Goranson leads the Policy Innovation Lab course, a new initiative that connects students with actual policy challenges and introduces an agile, design-driven framework to rapidly create solutions to those challenges. In fall 2019, the course is being co-taught with Karen Lightman, executive director of Metro21: Smart Cities Institute. From improving transportation wayfinding to improving local government transparency, students are investigating smart city policy challenges and building policy-driven prototypes shaped by user research.

The course emphasizes an agile methodology, citizen-centered design and open-source as essential components of effective policy implementation to deliver products and services that have the potential to live beyond the course. The course is intended to prepare aspiring public interest technologists for careers in government service.

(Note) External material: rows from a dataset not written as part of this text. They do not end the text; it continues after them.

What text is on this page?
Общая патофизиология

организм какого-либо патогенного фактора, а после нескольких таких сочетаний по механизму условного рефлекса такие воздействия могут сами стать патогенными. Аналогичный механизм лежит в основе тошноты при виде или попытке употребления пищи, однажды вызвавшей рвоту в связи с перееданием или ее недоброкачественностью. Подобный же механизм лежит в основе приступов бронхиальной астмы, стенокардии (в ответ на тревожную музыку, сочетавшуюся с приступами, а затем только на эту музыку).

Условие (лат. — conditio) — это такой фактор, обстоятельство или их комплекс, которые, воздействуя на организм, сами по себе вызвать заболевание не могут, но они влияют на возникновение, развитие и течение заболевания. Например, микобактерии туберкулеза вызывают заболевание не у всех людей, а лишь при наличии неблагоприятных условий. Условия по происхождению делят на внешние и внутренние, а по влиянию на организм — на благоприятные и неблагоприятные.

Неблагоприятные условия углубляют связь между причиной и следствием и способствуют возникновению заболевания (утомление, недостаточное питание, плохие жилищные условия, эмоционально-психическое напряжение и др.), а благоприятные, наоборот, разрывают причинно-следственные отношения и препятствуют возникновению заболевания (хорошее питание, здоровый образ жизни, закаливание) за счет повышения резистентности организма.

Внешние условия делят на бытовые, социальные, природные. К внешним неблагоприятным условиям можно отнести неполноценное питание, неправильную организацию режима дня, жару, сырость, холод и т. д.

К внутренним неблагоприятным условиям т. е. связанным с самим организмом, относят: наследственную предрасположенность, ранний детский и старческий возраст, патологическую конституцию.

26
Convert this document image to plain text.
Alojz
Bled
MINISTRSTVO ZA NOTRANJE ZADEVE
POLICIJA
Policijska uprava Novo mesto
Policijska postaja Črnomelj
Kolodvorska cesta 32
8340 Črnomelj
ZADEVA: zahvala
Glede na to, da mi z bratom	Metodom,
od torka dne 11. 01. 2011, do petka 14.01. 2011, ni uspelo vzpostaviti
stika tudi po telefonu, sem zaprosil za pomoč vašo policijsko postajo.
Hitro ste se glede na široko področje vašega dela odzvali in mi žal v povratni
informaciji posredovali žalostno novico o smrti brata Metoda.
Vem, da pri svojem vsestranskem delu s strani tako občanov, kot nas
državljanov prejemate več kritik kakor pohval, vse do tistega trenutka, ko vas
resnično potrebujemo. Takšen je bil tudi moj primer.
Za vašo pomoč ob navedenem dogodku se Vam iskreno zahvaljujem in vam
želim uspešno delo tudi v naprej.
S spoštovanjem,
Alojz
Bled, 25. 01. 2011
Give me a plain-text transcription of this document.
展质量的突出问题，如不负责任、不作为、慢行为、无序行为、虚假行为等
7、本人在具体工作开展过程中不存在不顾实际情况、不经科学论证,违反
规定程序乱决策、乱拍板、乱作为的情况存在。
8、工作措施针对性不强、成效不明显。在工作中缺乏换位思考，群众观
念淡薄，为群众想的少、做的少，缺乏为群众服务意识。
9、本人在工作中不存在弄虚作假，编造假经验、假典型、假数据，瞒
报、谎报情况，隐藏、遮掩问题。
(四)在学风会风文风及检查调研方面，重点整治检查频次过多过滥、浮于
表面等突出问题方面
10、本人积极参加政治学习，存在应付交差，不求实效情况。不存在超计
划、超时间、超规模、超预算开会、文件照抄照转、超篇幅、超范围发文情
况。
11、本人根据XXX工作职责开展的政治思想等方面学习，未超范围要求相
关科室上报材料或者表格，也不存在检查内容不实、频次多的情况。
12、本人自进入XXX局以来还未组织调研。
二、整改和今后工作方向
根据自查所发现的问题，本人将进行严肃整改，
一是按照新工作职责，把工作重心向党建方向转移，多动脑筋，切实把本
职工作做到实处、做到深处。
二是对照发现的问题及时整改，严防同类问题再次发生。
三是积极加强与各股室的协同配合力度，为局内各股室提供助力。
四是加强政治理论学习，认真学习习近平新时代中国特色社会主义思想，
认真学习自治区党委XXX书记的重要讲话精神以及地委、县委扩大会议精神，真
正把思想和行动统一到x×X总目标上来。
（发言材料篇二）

“This course gives our students the opportunity to work directly with external partners to experiment in building better government services and policies in ways that can make government work better for people” Goranson said.

Goranson was awarded a grant to develop an open-access, open-source starter kit and fellowship program that formalizes the course framework. The starter kit will help PIT-UN member universities train future public interest technologists by adopting coursework that encourages rapid experimentation, novel approaches and viable solutions that meet the needs of end users. By enabling the creation of programs modeled after Heinz College’s Policy Innovation Lab, the Public Interest Technology University Network will channel top talent into the field.

“The Policy Innovation Lab Starter Kit will help our partners pilot similar experiential coursework at their universities that will ultimately lead to better government policies and services for all in the future,” Goranson said.

All artifacts, code and research created through the Policy Innovation Lab programs will be available on Github and Canvas to further contribute intellectual resources and best practices to the shared benefit of all PIT-UN member universities.

Socially Responsible Language Technologies

New America also awarded a $90,000 grant to Tsvetkov for a project that aims to bridge the ethical gap in computer science education by enhancing competency across institutions to teach socially responsible language technologies.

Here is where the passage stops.